I spent my summer holiday playing Stardew Valley and now I can’t stop, help
Tarryn van der Byl·
“Who even plays farming games, anyway?” I might’ve asked, back before I transcended the limits of such parochial, bourgeois genre prescriptions. So, like, three weeks ago. “Farming games are totally lame-o.”
And, I mean, they should be. And most of them probably are. It’s chores, but a game, but still chores. But not Stardew Valley. Which is also about chores, but so much more, and yesterday I married Sebastian in the town square and we’re going to make babies as soon as I’ve saved up for my next house upgrade so I’m going to raid Skull Cavern for some gems and ores to sell because the asshole crows ate my potato cash crop or maybe I forgot to water them properly and okay, it’s mostly chores, but I’m out of the soul-sucking corporate grind so whatever.

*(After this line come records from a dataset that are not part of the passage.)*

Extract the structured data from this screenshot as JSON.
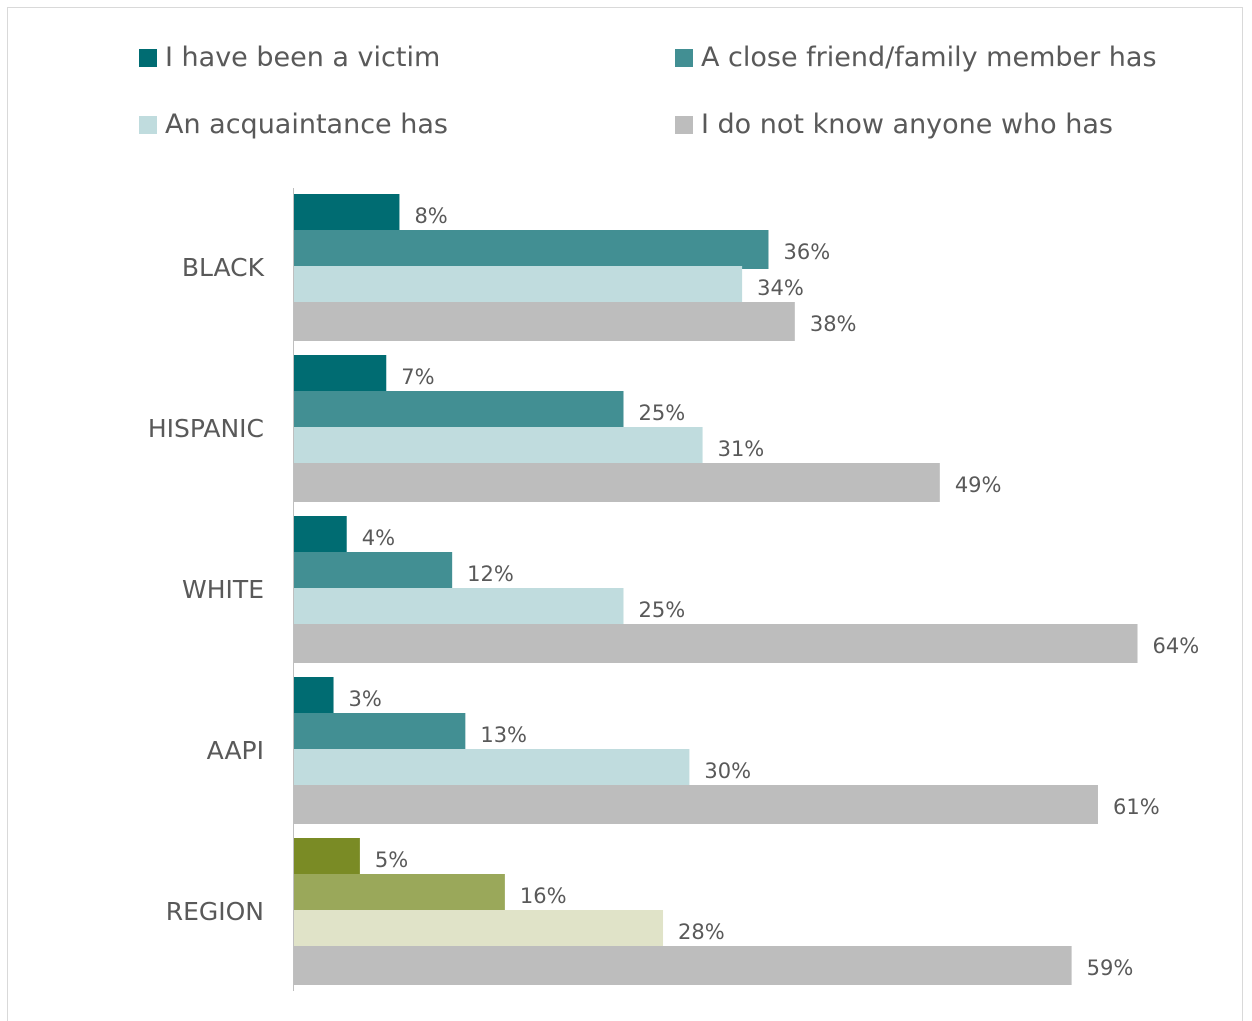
{
  "chart_data": {
    "type": "bar",
    "orientation": "horizontal",
    "categories": [
      "BLACK",
      "HISPANIC",
      "WHITE",
      "AAPI",
      "REGION"
    ],
    "series": [
      {
        "name": "I have been a victim",
        "values": [
          8,
          7,
          4,
          3,
          5
        ]
      },
      {
        "name": "A close friend/family member has",
        "values": [
          36,
          25,
          12,
          13,
          16
        ]
      },
      {
        "name": "An acquaintance has",
        "values": [
          34,
          31,
          25,
          30,
          28
        ]
      },
      {
        "name": "I do not know anyone who has",
        "values": [
          38,
          49,
          64,
          61,
          59
        ]
      }
    ],
    "value_suffix": "%",
    "xlim": [
      0,
      64
    ],
    "grid": false,
    "legend_position": "top",
    "colors": {
      "default": [
        "#006C72",
        "#428F93",
        "#C0DCDE",
        "#BDBDBD"
      ],
      "REGION": [
        "#7A8B25",
        "#9AA85A",
        "#E0E3C8",
        "#BDBDBD"
      ]
    },
    "legend_colors": [
      "#006C72",
      "#428F93",
      "#C0DCDE",
      "#BDBDBD"
    ]
  }
}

In Stardew Valley, you – a city kid with inchoate dreams of something more than this – inherit a farm from your grandpa. A “farm” only in the technical sense of the word that it’s zoned for agricultural purposes. It’s a dilapidated plot of dirt, crammed with weeds and rubble, on the outskirts of Pelican Town, a rustic borough populated by the sort of pretentious provincial snobs who don’t appreciate generous gifts of rocks. I learned that the hard way, and Pam still doesn’t like me much. Pam’s trailer trash and an alcoholic, though.
At first, I was mostly occupied with fixing up the place and planting things. It’s repetitive drudge work, and for the first two hours or so of playing, I couldn’t even decide if I liked the game. And then, somehow, I realised it was almost three in the morning and I had this list of stuff I absolutely had to finish before bed. “Just one more day”, I promised myself, because Stardew Valley only saves once every in-game day, but also because I needed to chop more wood to build a coop so I could get chickens, and then chop even more wood to convert it to a bigger coop so I could get ducks. I still don’t have ducks because I got distracted by fishing and mining and creeping on the misanthropic goth programmer living in his mom’s basement, but I did build a barn and get cows, and then converted it to a bigger barn to get goats. Look at me, mom. I’ve got goats.
I think perhaps what’s most compelling about Stardew Valley is that, in contrast with most “conventional” contemporary games, it’s about investment and outcomes that aren’t immediate or even obvious. The game doesn’t have a tutorial or a structured, linear narrative, and instead, it’s entirely up to the player to discover what’s what through an emotional process of awkward faux pas and dead parsnips and no date at the Flower Dance, and tomorrow will be even better, I know it.